15 April 2020 No Comment

Welchen Einfluss hatte Heavy Metal auf die Globalisierung? Welches Lebensgefühl verbirgt sich hinter dem Genre? Marco Swiniartzki spricht mit unique über seine Forschung zur globalen Entwicklung der Heavy-Metal-Szenen.

unique: Welche Bedeutung hat Heavy Metal für dich als Lebensstil oder Lebensgefühl?

Marco Swiniartzki: Für viele ist Metal nur Musik. Aber ich würde sagen, dass das nicht für die Metalheads selbst – und auch nicht für mich – gilt, sondern dass Metal schon etwas ist, das viel weiter geht. Etwas, das größere Teile des Lebens in Beschlag nimmt. Das geht natürlich mit der Musik los, dann kommt die bestimmte Art der Kleidung hinzu, eine bestimmte Art der Sozialisierung an bestimmten Orten, z.B. auf Metalfestivals, in Clubs usw. Früher war es ganz klassisch der Plattenladen, in dem Sozialisierung stattfand, das ist heute nicht mehr der Fall. Ich denke, dass die Metalheads diesbezüglich in gewisser Weise auch speziell sind, weil es eben auch eine sehr stabile Szene ist (von Subkulturen möchte ich gar nicht mehr sprechen), die auch über einen längeren Zeitraum, auch über die Jugendzeit hinaus, für Leute Bedeutung behält.
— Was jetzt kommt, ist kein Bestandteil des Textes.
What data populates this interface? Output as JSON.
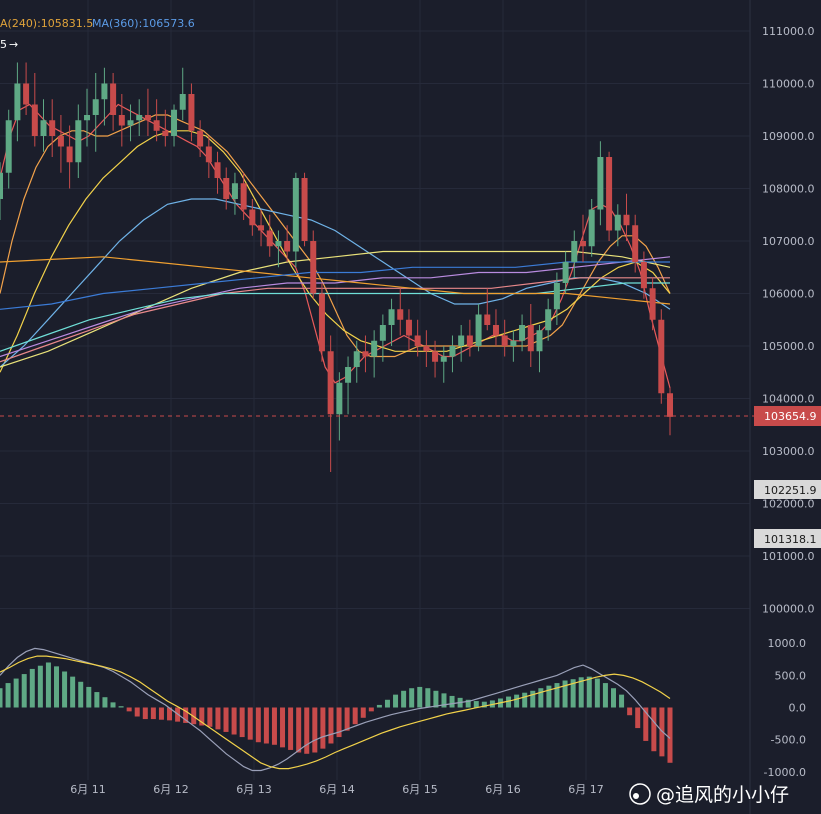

Du hast betont, dass Heavy-Metal-Fans auch immer wieder mit Klischees konfrontiert werden. Weiß, männlich proletarisch. Inwiefern trifft dies zu?

Das ist vor allem ein Klischee in der Öffentlichkeit und nur noch teilweise in der Forschung. Es gibt in dieser Hinsicht ein wichtiges Narrativ in den Metal Studies, welches häufig thematisiert und hinterfragt wurde. Es ist richtig, dass auf Extreme Metal-Konzerten die Männer oder jugendliche Männer in der Überzahl sind. Das Geschlechterverhältnis hat sich in den letzten Jahren aber auch deutlich angeglichen. Wenn ich jetzt z.B. von Jena ausgehe oder von Erfurt, sind dort auch viele weibliche Metalheads dabei. Was mich besonders stört ist jedoch der Fokus auf die Arbeiterklasse. Ich bin grundsätzlich nicht der Meinung, dass es so etwas überhaupt noch gibt. Und spätestens seit den frühen 80er-jahren sind in den Vereinigten Staaten und Europa auch viel mehr Jugendliche aus der Mittelklasse von bestimmten Metalgenres angezogen worden. Deswegen würde ich nicht mehr davon sprechen, dass Metal ein Arbeiterklassephänomen ist. Diese These ist mit besonderer Fokussierung auf einige Regionen des anglo-amerikanischen Raums entstanden. Ich möchte fast sagen, dass das für das kontinental-europäische Spektrum, vor allem für Deutschland, vielleicht allenfalls im Ruhrgebiet, aber insbesondere für Skandinavien nie gegolten hat. Die großen Szenen in Schweden oder in Florida waren absolut unproletarisch: fast 100% dominiert von Jugendlichen aus einer breiter werdenden Mittelklasse, die sich zunächst mit dem Geld ihrer Eltern verwirklicht haben und durch die Gegend gefahren sind. Ein Schwerpunkt meiner Arbeit ist es dabei, differenziert zu betrachten, was das eigentlich für Leute sind die sich in diesem Zeitraum und in den verschiedenen Szenen sozialisiert haben. Das ist bisher noch nicht untersucht worden.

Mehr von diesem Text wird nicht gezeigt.